Desta forma, temos 3 arcos: Hughie e os garotos, Annie, e o arco envolvendo os heróis, com subplots interessantes como a da Rainha Maeve (parodia da mulher-maravilha e ex do Capitão pátria) e do Profundo (uma clara alusão ao Aquaman, a primeira figura que odiamos, e passamos a sentir pena – ou pelo menos é isso que a série tenta fazer). Até mesmo a trama envolvendo a estranha e possessiva relação entre a CEO da Vought e o Capitão é bem desenvolvida, e é realmente espetacular a construção da figura vilanesca deste último, que acaba a série mostrando que não é e nunca foi um mero peão a ser manipulado.
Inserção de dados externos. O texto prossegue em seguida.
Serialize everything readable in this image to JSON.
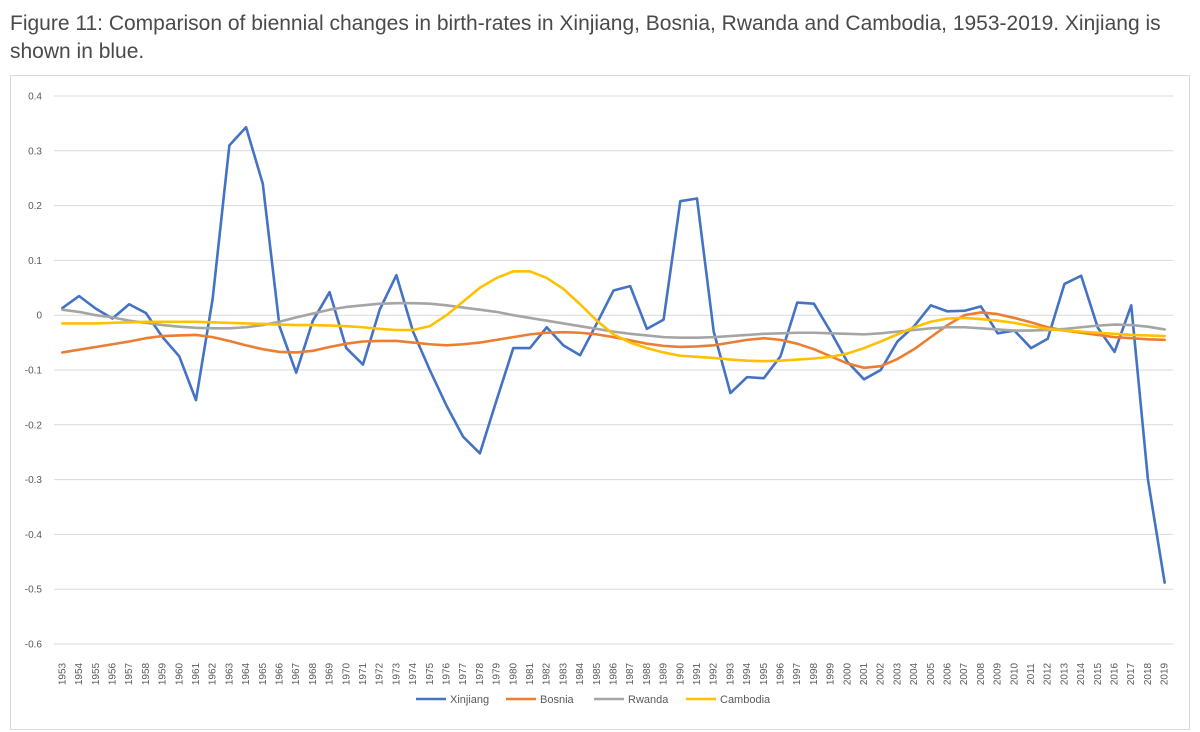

CONCLUINDO: The Boys entrega tudo que promete, em uma trama interessante e que sabe trabalhar cada um de seus personagens, conseguindo a façanha de ter boas atuações sem praticamente a presença de nenhum astro do cinema (come exceção do Karl Urban) – e ainda consegue adaptar uma serie que usa e abusa da violência para se promover de forma contida, porém, com doses muito bem empregadas de ação (e sabe disfarçar bem as limitações dos efeitos especiais). Outro fator que a diferencia é desconstruir a figura do super-herói, mostrando um lado mais sujo e humano de seus arquétipos, sem pender para nenhum dos dois lados da balança. A Amazon teve sucesso em representar toda essa atmosfera crua que reflete muito da sociedade em que vivemos, e ainda fecha o espetáculo com um excelente cliffhunger para a segunda temporada, já confirmada.
Podemos dizer que The Boys é uma das séries mais surpreendentes do ano, e, ao lado de Titans e Patrulha do Destino, uma das series derivadas de HQs mais fiéis e explosivas dos últimos tempos. Resta agora apenas esperar para ver se eles conseguem manter o ritmo e a narrativa nos próximos episódios.